One of my favorite bloggers/data-geniuses, Kevin MacDonell, wrote a nice post on which I wanted to comment. Unfortunately he turned off comments on his blog (I can’t say I blame him), so I’ll write a post of my own in response.
There are two concepts in Kevin’s post I wanted to respond to:
- Becoming a data driven organization is a journey, not a destination
- Those of us who are already bought in to the data-driven mentality need to speak the language our bosses respond to.
Point 1: Becoming a data-driven organization is a journey, not a destination
I couldn’t agree more with this concept. It’s not enough to just hire a smart data analyst; start generating more reports; create new ways of scoring and analyzing our prospects; send out charts and graphs; etc. These are all tools that help move us in the right direction, but the real impact of a data-driven way of operating is in how we use all of that information to change behavior. What do those reports and charts and graphs show us that presents new opportunities? How do they inform us about our progress and what adjustments we might need to make in light of that progress?
In fact, I would say that being a data-driven organization is not so much about journeying as it is about completely changing how you think about, manage, and do your work. Moving in that direction is indeed a continual journey, and the end result is a rich, pervasive integration of a data-driven mentality.
Point 2: We need to speak the language that others respond to.
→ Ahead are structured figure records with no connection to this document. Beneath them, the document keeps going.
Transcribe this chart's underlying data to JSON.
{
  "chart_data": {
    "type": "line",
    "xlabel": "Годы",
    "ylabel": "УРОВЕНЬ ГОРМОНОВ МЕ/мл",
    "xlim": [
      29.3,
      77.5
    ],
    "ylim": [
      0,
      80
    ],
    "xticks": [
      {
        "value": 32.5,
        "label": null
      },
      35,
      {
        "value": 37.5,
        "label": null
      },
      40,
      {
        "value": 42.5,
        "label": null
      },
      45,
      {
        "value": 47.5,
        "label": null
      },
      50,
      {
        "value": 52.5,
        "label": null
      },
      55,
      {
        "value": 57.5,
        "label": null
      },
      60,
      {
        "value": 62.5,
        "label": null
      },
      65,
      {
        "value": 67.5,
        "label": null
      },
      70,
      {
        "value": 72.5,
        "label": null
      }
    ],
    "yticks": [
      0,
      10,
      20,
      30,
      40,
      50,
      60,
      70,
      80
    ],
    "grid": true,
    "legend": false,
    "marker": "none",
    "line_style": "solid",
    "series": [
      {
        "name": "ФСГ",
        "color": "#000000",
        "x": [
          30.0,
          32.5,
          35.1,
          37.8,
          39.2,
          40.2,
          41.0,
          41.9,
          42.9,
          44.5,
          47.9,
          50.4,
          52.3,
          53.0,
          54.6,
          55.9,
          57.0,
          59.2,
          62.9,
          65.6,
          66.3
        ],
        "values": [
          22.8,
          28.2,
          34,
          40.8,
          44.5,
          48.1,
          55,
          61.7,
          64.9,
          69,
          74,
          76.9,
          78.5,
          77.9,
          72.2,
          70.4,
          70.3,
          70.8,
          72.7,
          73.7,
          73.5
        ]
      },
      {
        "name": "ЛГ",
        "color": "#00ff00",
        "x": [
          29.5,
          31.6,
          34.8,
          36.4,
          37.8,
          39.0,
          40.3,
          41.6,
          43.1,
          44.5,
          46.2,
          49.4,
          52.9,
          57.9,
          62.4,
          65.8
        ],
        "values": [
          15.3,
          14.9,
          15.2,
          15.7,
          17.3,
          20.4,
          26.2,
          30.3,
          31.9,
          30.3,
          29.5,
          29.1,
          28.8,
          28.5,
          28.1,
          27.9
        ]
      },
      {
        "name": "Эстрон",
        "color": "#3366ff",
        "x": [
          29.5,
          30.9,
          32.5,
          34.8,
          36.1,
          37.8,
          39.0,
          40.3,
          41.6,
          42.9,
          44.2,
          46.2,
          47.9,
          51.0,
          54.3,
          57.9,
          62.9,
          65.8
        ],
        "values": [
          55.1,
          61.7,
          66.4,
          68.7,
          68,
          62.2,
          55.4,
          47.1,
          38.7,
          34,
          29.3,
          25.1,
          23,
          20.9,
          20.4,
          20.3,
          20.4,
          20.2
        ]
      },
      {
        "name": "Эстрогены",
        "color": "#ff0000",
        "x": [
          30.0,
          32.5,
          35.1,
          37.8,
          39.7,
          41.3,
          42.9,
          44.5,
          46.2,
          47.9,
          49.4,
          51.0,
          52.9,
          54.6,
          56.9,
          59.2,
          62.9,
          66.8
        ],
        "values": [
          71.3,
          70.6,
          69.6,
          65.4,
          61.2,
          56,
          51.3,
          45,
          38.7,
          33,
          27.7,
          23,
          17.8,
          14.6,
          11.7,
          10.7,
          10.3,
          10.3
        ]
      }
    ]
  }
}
Again – agreed. Kevin’s big point is that if we want to convince others of the value of a data-driven mentality, we need to stop trying to get others to learn the language of data and analytics, and start putting data and analytics into their language, particularly for “bosses” and those leading the organization. I would say we need to make this shift in all settings where we are talking about (and using) data.
It seems that every organization has that brilliant data analyst who can go miles deep with his or her knowledge and analyses, and quickly lose the end users in highly technical language. This person is a huge asset with the potential to add tremendous value, but there’s a missed opportunity if we can’t take their good work and make it understandable and immediately relevant.
To be clear, this absolutely is not an issue of end-users being dumb or needing additional education. People simply think in different ways and they value different things. If I’m presenting new information or analysis to someone, and I don’t tailor my message to fit in with how they think and what they think about, far less of my message will resonate. If I’m lucky they’ll ask good questions that force me to reconfigure what I’m saying so they can take in more of it. But more likely a large portion of what I have to say will simply be ignored.
If we want smart data usage to become a regular part of how we do business, it needs to fit with how we all talk about our work, from the top of the organization to the bottom.